By Wendy Knowlton
4 March 2018
Christine McPherson (Saoirse Ronan) is seventeen and self-absorbed. Dissatisfied with Sacramento, her “wrong side of the tracks” family and her own identity, she christens herself “Lady Bird” and dreams of triumphs – intellectual, theatrical and romantic – whilst plotting her escape to an East Coast college rich in the culture and excitement she believes her hometown lacks. Largely oblivious to the pain of her unemployed father, Larry (Tracy Letts) and the worries of her mother, Marion (Laurie Metcalf), weary from working the multiple shifts needed to keep the family going, she sees the world through the tunnel vision of teenage desires. When Marion says, “Of course I love you”, Lady Bird has a moment of insight and responds, “But do you like me?” It’s a fair question.
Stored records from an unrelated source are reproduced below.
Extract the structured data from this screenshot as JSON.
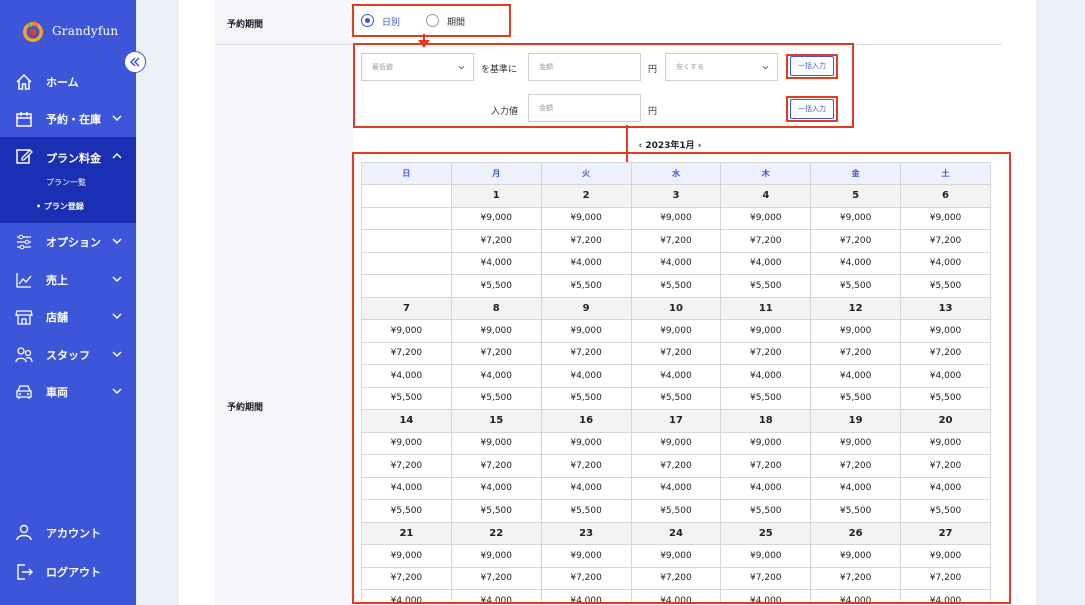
{
  "app": {
    "logo_text": "Grandyfun"
  },
  "sidebar": {
    "items": [
      {
        "label": "ホーム",
        "icon": "home-icon"
      },
      {
        "label": "予約・在庫",
        "icon": "calendar-icon"
      },
      {
        "label": "プラン料金",
        "icon": "edit-icon"
      },
      {
        "label": "オプション",
        "icon": "sliders-icon"
      },
      {
        "label": "売上",
        "icon": "chart-line-icon"
      },
      {
        "label": "店舗",
        "icon": "store-icon"
      },
      {
        "label": "スタッフ",
        "icon": "users-icon"
      },
      {
        "label": "車両",
        "icon": "car-icon"
      }
    ],
    "sub_items": [
      "プラン一覧",
      "• プラン登録"
    ],
    "bottom": [
      {
        "label": "アカウント",
        "icon": "user-icon"
      },
      {
        "label": "ログアウト",
        "icon": "logout-icon"
      }
    ],
    "accent_color": "#3c55d9",
    "active_color": "#1b2fb5"
  },
  "form": {
    "period_label": "予約期間",
    "radio_daily": "日別",
    "radio_range": "期間",
    "base_select": "最低値",
    "base_suffix": "を基準に",
    "amount_placeholder": "金額",
    "yen": "円",
    "adjust_select": "安くする",
    "bulk_button": "一括入力",
    "input_value_label": "入力値",
    "month": "2023年1月",
    "calendar_label": "予約期間"
  },
  "calendar": {
    "weekdays": [
      "日",
      "月",
      "火",
      "水",
      "木",
      "金",
      "土"
    ],
    "weeks": [
      {
        "days": [
          "",
          "1",
          "2",
          "3",
          "4",
          "5",
          "6"
        ]
      },
      {
        "days": [
          "7",
          "8",
          "9",
          "10",
          "11",
          "12",
          "13"
        ]
      },
      {
        "days": [
          "14",
          "15",
          "16",
          "17",
          "18",
          "19",
          "20"
        ]
      },
      {
        "days": [
          "21",
          "22",
          "23",
          "24",
          "25",
          "26",
          "27"
        ]
      }
    ],
    "prices": [
      "¥9,000",
      "¥7,200",
      "¥4,000",
      "¥5,500"
    ]
  },
  "colors": {
    "highlight": "#e13b21"
  }
}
Oscar-nominated Ronan and Metcalf both put in superb performances. Their mother/daughter relationship segues from bickering to bonding and back in seconds, as each infuriates the other. “I want you to be the very best version of yourself” Marion says, but Lady Bird, outwardly brash and confident, reveals her fears. “What if this is the best version?” In her final year of a Catholic education she both resents and needs, she seems set on methodically ticking off the errors of adolescence. She lies about her family home, makes poor relationship choices, manufactures false maths results and ditches her best friend for a glossy substitute. She hardly seems to be fulfilling her mother’s hopes. Marion bluntly states, “With your work ethic, just go to City College and then to jail, and then back to City College and then maybe you’d learn to pull yourself up and not expect everybody to do everything.” People are always telling Lady Bird about herself, and to her credit, eventually, she listens. “You can’t do anything unless you’re the centre of attention,” former friend Julie (Beanie Feldstein) cries, and suddenly Christine looks at who she’s been trying to be. Scared, perhaps, that mediocrity was the “best version” of herself, she’d tried the reinvention thing… but found it lacking.
Ultimately, her better self can empathise with a boy who has let her down due to his own sexual identity issues, or go to the prom with a true friend rather than pretend that ditching it is cool to fit in with an edgier crowd. As a new life begins, Lady Bird acknowledges her indebtedness to the past, reclaiming her given name, seeking out the comfort of a church she’s previously mocked and phoning her mother. Sharply scripted and blending angst, poignancy and humour beautifully, Greta Gerwig’s film ends on this final phone call from Christine to her mother – a love letter to family and home. With the perspective of distance, she can finally see what the wise and tolerant Sister Sarah Joan (Lois Smith) told her months before. “You write about Sacramento so affectionately and with such care… it comes across as love.”